Robert A. Neimeyer, Ph.D., is a professor and director of psychotherapy research in the Department of Psychology, University of Memphis, where he also maintains an active clinical practice. Neimeyer has published 20 books, including Meaning Reconstruction and the Experience of Loss; Lessons of Loss: A Guide to Coping; and Rainbow in the Stone, a book of contemporary poetry. The author of more than 300 articles and book chapters, he is currently working to advance a more adequate theory of grieving as a meaning-making process, both in his published work and through his frequent professional workshops for national and international audiences.
Bill O’Hanlon, M.S., LMFT, has authored or coauthored 29 books, the latest being A Guide to Trance Land; Write Is a Verb; Pathways to Spirituality; Change 101: A Practical Guide to Creating Change; and Thriving Through Crisis. O’Hanlon is a Licensed Mental Health Professional, Certified Professional Counselor, and a Licensed Marriage and Family Therapist. He is known for his storytelling, irreverent humor, clear and accessible style, and his boundless enthusiasm for whatever he is doing.
Len Sperry, M.D., Ph.D., who has practiced, taught, and researched psychotherapy for nearly 40 years, is a professor of mental health counseling at Florida Atlantic University and a clinical professor of psychiatry at the Medical College of Wisconsin. Sperry is a Distinguished Fellow of the American Psychiatric Association, a Fellow in the American Psychological Association, and board-certified in both psychiatry and clinical psychology. He serves on the editorial boards of 10 professional journals and has published some 500 articles and books.
Michael D. Yapko, Ph.D., a clinical psychologist and marriage and family therapist in Fallbrook, California, is the author of numerous books, book chapters, and articles on the subjects of hypnosis and the use of strategic psychotherapies in treating depression. Internationally recognized for his work in outcome-focused psychotherapy, Yapko routinely teaches professional audiences all over the world.

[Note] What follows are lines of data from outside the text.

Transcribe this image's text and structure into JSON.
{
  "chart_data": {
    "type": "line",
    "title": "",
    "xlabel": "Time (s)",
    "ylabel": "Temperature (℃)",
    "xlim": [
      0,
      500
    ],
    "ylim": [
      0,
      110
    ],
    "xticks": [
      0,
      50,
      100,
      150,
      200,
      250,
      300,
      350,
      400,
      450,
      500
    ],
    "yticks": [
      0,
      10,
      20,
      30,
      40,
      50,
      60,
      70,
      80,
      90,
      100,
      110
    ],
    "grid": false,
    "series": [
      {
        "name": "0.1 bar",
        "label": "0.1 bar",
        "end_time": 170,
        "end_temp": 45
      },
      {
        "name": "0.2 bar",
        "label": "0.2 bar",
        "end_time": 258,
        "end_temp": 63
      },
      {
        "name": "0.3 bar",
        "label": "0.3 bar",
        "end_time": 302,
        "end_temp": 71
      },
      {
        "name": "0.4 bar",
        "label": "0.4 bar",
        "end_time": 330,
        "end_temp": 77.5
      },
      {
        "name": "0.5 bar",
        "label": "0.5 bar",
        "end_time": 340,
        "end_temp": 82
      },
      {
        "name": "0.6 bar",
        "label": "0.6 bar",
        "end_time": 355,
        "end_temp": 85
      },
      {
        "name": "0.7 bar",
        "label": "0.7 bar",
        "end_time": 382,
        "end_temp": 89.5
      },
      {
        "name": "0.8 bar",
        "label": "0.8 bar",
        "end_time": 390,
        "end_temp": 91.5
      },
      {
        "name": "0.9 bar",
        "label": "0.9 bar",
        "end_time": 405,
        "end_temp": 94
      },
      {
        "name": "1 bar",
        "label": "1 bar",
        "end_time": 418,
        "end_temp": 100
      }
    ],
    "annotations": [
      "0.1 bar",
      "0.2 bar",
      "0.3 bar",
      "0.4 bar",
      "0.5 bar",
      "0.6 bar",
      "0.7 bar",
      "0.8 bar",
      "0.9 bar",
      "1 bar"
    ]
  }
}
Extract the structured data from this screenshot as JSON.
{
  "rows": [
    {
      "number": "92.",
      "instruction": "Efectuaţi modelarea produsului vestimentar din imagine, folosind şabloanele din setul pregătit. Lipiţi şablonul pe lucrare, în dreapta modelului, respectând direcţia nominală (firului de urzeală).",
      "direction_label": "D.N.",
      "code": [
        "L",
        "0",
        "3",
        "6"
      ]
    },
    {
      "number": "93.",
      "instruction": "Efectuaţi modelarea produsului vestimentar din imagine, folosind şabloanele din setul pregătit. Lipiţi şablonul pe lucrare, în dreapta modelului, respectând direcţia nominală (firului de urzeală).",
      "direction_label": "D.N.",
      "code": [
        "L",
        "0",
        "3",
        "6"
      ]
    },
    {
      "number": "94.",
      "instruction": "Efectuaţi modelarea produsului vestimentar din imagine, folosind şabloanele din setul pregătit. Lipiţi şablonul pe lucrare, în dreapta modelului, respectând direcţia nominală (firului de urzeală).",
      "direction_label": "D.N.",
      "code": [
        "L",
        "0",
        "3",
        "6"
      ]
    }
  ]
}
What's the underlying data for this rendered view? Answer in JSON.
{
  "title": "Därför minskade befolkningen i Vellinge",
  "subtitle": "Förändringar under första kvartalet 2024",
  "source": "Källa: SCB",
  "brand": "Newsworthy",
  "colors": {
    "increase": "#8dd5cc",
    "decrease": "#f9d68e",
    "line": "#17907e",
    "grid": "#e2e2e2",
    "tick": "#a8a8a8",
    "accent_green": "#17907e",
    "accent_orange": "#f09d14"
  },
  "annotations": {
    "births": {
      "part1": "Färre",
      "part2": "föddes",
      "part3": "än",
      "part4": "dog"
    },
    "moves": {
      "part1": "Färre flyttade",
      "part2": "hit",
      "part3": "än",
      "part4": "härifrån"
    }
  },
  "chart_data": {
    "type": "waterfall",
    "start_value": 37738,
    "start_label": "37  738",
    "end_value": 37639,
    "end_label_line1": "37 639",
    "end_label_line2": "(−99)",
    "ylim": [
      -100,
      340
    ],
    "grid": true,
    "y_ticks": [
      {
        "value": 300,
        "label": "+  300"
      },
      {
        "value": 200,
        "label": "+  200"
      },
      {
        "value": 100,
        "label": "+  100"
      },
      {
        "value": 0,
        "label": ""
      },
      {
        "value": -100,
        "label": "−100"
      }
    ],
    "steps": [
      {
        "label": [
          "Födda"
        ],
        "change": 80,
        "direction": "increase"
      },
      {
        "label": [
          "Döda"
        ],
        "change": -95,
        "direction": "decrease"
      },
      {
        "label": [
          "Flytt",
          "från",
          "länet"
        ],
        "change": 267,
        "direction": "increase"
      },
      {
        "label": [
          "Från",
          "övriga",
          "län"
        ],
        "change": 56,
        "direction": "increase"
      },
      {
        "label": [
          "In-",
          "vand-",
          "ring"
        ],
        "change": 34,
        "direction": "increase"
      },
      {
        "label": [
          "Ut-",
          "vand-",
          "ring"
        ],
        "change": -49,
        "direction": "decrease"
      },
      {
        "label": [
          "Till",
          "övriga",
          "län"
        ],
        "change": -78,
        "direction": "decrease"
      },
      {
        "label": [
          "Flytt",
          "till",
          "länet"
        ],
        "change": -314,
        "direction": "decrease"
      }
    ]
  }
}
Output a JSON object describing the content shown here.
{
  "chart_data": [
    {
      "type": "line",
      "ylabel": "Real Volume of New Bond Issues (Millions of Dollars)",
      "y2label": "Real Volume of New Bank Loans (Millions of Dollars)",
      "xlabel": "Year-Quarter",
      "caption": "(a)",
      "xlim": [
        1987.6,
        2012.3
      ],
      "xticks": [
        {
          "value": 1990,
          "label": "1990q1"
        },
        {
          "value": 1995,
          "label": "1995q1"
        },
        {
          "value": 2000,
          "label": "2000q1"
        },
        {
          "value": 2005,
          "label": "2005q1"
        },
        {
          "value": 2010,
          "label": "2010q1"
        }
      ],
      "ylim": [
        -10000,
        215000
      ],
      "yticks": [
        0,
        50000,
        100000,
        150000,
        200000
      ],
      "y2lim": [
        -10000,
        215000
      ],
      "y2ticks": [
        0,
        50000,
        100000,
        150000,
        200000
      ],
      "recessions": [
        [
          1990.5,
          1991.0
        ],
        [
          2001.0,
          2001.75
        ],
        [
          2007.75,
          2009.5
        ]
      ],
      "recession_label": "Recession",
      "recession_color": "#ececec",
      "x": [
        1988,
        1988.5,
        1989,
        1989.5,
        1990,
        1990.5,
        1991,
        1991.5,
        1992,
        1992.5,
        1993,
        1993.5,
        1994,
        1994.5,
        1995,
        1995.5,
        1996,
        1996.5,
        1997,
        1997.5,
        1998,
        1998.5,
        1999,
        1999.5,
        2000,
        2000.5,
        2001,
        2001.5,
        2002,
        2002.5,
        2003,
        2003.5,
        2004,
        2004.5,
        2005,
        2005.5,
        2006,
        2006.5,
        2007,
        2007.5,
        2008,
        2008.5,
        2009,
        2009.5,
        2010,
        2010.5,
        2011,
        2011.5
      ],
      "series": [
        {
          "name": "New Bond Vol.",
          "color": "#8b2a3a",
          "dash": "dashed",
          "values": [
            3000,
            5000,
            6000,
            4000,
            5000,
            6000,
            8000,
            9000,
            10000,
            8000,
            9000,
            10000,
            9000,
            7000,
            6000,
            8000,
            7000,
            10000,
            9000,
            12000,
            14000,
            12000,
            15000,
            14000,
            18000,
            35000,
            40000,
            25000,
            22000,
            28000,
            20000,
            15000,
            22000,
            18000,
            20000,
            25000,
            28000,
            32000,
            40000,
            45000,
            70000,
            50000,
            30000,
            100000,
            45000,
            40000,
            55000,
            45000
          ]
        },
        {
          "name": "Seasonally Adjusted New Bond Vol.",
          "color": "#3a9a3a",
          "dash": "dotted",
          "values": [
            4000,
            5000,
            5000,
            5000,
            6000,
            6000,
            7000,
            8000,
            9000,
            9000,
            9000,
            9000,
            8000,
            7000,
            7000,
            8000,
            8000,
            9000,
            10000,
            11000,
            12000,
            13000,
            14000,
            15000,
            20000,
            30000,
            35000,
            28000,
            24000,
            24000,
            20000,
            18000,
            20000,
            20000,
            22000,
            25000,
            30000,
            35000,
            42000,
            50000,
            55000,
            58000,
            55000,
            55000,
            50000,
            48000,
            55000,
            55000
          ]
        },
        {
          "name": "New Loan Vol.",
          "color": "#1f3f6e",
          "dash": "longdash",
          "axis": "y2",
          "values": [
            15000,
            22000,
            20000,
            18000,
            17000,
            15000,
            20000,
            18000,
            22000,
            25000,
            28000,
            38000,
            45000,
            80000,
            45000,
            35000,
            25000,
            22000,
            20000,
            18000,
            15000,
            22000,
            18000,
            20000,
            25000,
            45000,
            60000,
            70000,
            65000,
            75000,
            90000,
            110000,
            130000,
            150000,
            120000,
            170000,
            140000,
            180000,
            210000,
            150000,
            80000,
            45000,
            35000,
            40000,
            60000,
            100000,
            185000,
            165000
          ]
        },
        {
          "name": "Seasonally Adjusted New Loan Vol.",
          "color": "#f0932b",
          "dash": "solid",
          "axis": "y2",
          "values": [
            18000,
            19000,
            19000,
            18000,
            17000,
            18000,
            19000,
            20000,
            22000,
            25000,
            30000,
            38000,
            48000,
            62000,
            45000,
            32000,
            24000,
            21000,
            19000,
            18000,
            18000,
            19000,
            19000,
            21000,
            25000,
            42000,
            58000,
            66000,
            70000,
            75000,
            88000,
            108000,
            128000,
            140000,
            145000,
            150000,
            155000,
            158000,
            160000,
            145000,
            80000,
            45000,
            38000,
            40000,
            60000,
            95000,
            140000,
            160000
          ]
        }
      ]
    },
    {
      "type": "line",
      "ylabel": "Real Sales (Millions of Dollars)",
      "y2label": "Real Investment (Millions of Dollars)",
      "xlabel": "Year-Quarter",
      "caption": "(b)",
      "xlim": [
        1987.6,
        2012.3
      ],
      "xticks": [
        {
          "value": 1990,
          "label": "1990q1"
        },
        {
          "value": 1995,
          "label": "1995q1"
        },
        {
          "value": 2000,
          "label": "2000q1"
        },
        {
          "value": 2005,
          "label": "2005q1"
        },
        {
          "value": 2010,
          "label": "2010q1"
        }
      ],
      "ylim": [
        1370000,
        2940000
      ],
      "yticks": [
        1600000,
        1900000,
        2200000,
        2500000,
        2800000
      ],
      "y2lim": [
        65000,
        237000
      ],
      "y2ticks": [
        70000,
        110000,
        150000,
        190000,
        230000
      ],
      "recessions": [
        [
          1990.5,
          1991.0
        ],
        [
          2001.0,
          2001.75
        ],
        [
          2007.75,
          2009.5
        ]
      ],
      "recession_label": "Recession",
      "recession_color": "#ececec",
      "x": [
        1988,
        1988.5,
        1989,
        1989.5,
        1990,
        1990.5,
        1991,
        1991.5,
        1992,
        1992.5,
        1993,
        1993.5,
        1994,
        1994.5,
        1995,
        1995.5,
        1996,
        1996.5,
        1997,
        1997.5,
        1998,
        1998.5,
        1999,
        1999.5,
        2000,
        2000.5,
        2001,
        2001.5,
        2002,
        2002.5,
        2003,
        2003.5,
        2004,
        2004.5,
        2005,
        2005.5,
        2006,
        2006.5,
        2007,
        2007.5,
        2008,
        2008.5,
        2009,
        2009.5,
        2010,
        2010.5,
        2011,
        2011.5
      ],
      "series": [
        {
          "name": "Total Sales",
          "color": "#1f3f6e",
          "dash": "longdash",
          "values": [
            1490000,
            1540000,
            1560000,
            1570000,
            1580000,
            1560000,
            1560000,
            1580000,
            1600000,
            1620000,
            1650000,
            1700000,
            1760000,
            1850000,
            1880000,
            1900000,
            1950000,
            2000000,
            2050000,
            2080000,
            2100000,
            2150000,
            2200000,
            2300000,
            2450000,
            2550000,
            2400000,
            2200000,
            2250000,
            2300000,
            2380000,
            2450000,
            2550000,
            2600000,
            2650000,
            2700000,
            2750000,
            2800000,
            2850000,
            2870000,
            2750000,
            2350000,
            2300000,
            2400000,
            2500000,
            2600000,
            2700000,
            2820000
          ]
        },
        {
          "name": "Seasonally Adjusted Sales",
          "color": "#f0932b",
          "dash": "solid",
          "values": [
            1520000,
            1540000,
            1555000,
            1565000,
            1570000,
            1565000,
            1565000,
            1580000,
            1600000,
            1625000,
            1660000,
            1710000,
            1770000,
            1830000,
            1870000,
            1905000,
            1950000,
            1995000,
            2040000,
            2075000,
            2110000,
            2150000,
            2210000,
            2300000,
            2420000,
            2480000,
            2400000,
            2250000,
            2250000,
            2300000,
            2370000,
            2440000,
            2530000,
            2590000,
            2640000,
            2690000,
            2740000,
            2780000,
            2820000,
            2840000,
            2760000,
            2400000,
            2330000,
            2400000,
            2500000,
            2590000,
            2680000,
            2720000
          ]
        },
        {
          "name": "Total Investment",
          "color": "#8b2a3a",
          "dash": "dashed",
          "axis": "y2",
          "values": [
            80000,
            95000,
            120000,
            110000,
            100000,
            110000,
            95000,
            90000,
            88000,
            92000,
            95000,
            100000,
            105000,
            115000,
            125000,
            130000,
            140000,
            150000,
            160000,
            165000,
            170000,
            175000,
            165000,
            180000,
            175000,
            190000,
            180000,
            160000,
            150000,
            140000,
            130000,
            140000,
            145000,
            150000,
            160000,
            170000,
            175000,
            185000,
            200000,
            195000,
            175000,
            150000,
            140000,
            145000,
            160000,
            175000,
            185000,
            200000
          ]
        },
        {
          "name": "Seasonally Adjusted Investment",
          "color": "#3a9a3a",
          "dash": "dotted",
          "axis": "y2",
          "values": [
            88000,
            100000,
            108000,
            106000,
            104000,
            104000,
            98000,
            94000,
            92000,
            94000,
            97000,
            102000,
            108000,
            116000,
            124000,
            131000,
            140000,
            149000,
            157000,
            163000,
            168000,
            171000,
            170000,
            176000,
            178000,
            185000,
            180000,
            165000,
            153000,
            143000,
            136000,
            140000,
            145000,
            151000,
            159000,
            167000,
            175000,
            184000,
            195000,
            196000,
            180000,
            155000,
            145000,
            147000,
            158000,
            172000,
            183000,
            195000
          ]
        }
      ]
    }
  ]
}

He is the recipient of numerous awards honoring his lifetime contributions to the fields of clinical hypnosis and psychotherapy.
Jeffrey K. Zeig, Ph.D., is the founder and director of the Milton H. Erickson Foundation. He has edited, coedited, authored, or coauthored more than 20 books on psychotherapy that appear in 11 foreign languages. Zeig is the architect of The Evolution of Psychotherapy Conferences, which are considered the most important conferences in the history of psychotherapy. He organizes the Brief Therapy Conferences, the Couples Conferences, and the International Congresses on Ericksonian Approaches to Hypnosis and Psychotherapy. A psychologist in private practice in Phoenix, Arizona, he conducts workshops internationally (40 countries). He is president of Zeig, Tucker & Theisen, Inc., publishers in the behavioral sciences.
CHAPTER 1
A PERSONAL INTRODUCTION TO CREATIVITY IN THERAPY
I (Jeffrey) was waiting to appear onstage, ready to deliver a speech at a conference. I was restless with nervous energy, ready to do my thing so I could relax and enjoy some unscheduled time. But I still had a few hours to go.
I looked up from a couch where I’d been reviewing my notes and organizing slides. I didn’t really need to rehearse what I was going to say, but I wanted to be as prepared as I could be because I knew it was going to be a tough audience: They’d be tired after lunch.